We then got to go to historic launch pad 39B, which is in the process of being upgraded to accommodate modern launches, with some of the old infrastructure removed.  The scale of these facilities is simply breathtaking.  


After this, we hurried over to the SpaceX press conference, featuring SpaceX President and Chief Operating Officer Gwynne Shotwell and KSC director Cabana. From this location, we got a pretty good look at the Falcon 9 rocket, which had been lowered down so technicians could work on a leak that had been discovered in the upper stage.

We closed out our whirlwind day with a presentation by Florida Power and Light on a partnership with NASA to save energy by making cold water during cheaper off peak times, storing it in a giant tank, and then using it when needed for air conditioning.

After a nap back at the hotel, we returned at midnight for an opportunity to see the Falcon 9 in the dark.

We returned again early the next morning for the launch, which ended up being delayed due to a leak issue.  After this, we got to visit the Ground Systems Development Operations facility where several of the ISS experiments are prepared.  They run a duplicate experiment as a control on earth, and we actually got some seeds that have traveled in space!  I will be planting these this spring.

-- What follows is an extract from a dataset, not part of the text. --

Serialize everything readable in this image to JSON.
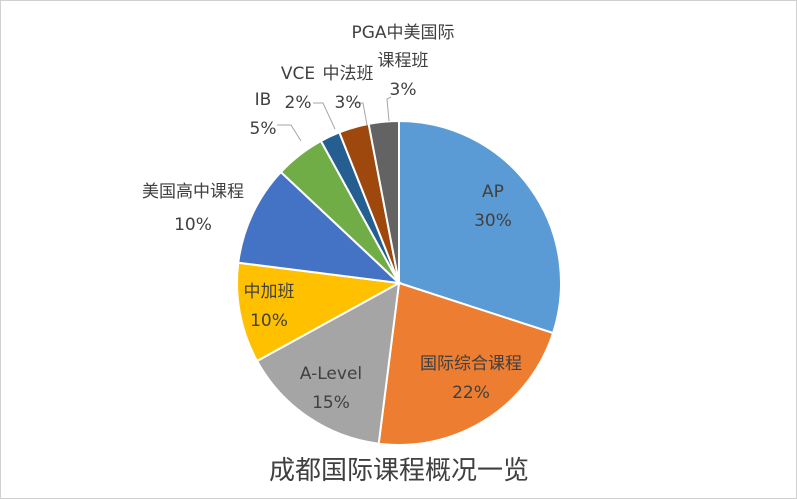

We returned again the next morning for the launch.  It was raining, but the clouds stayed within acceptable parameters and we got a launch!  It was amazing. My only regret is that I didn't bring my high quality sound recorder, because the sound was simply incredible.

We couldn't see the rocket land, but we sure did hear the sonic booms!  The video below to me feels like we are finally getting the future we were promised when I was a kid.  It's just remarkable, and the rocket is doing this completely autonomously:

A Bright Future

Fishing for shrimp with lights In Titusville

Fishing for shrimp with lights In Titusville

The trip was inspiring in many ways and simultaneously illustrative of the current divides and tensions in our country. Our amazing NASA Social group and the fantastic NASA employees and retirees we spent our weekend with make their living in the booming, high-tech economies: several people on the trip actually make their living from Youtube revenues; others work for high-tech companies; and still others are educators. But Titusville, the nearest town to the KSC and where I stayed, has not fared so well in recent years. I watched a guy attempt to pass off a third party check at a store, and afterwards the clerk told me that counterfeit bills were very common in the area. "There's a lot going on here", she said, an impression backed up with fact: Titusville gets a "F" for crime from Areavibes.

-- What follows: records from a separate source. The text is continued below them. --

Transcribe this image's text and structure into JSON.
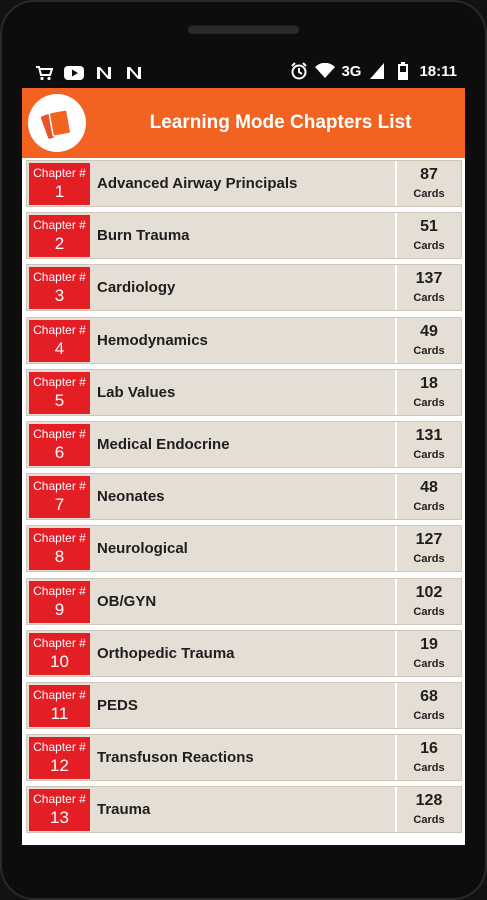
{
  "status_bar": {
    "time": "18:11",
    "network": "3G",
    "left_icons": [
      "cart-icon",
      "youtube-icon",
      "n-icon",
      "n-icon"
    ],
    "right_icons": [
      "alarm-icon",
      "wifi-icon",
      "signal-icon",
      "battery-icon"
    ]
  },
  "app_bar": {
    "title": "Learning Mode Chapters List",
    "logo_icon": "flashcards-icon",
    "color": "#f26322"
  },
  "colors": {
    "chapter_badge": "#e31e25",
    "row_bg": "#e5ded4"
  },
  "chapters": [
    {
      "label": "Chapter #",
      "number": "1",
      "name": "Advanced Airway Principals",
      "count": "87",
      "count_label": "Cards"
    },
    {
      "label": "Chapter #",
      "number": "2",
      "name": "Burn Trauma",
      "count": "51",
      "count_label": "Cards"
    },
    {
      "label": "Chapter #",
      "number": "3",
      "name": "Cardiology",
      "count": "137",
      "count_label": "Cards"
    },
    {
      "label": "Chapter #",
      "number": "4",
      "name": "Hemodynamics",
      "count": "49",
      "count_label": "Cards"
    },
    {
      "label": "Chapter #",
      "number": "5",
      "name": "Lab Values",
      "count": "18",
      "count_label": "Cards"
    },
    {
      "label": "Chapter #",
      "number": "6",
      "name": "Medical Endocrine",
      "count": "131",
      "count_label": "Cards"
    },
    {
      "label": "Chapter #",
      "number": "7",
      "name": "Neonates",
      "count": "48",
      "count_label": "Cards"
    },
    {
      "label": "Chapter #",
      "number": "8",
      "name": "Neurological",
      "count": "127",
      "count_label": "Cards"
    },
    {
      "label": "Chapter #",
      "number": "9",
      "name": "OB/GYN",
      "count": "102",
      "count_label": "Cards"
    },
    {
      "label": "Chapter #",
      "number": "10",
      "name": "Orthopedic Trauma",
      "count": "19",
      "count_label": "Cards"
    },
    {
      "label": "Chapter #",
      "number": "11",
      "name": "PEDS",
      "count": "68",
      "count_label": "Cards"
    },
    {
      "label": "Chapter #",
      "number": "12",
      "name": "Transfuson Reactions",
      "count": "16",
      "count_label": "Cards"
    },
    {
      "label": "Chapter #",
      "number": "13",
      "name": "Trauma",
      "count": "128",
      "count_label": "Cards"
    }
  ]
}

After the first launch was postponed, I went (as I often do) driving around backroads looking to see what I could see. I ended up down a dirt road near a bridge that was shut down for repair over the Haulover canal. It seemed a bit sketchy, but I wanted to see the canal since manatees reportedly hang out there. Walking in, I saw an older SUV parked; all its windows were darkly tinted, but I could see that a large Hispanic family was sitting inside. The driver's side rear window was rolled down, and as I walked by a young kid in the back seat said to/at me, "Donald Trump!"  I wasn't sure what to make of this; it could have been meant as a threat, an accusation or a caution. Feeling a bit isolated, I laughed it off and didn't engage.  I've been to 49 states and have spent a lot of time in sketchy places, but this had to be one of the most surreal encounters I've ever had. 

However, I finished this trip feeling very hopeful. The revitalization of the KSC and the amazing work by SpaceX, United Launch Alliance, Orbital, NASA and many others will benefit not only the immediate area on the Florida space coast but to the whole country. Half awake after the delayed launch, I had lunch at Steve's Family Diner in Titusville. It's a great place, and while many of the clientele have obviously had pretty rough lives and are just making ends meet, all around me people were talking about the launch. And after I returned home, I was talking about the trip to one of my students who grew up in a poor area deep in Queens. He said to me, "I don't have many heroes but [SpaceX founder] Elon Musk is one."  In the tumultuous times in which we live, this rocket launch was a literal beacon of hope for a bright future.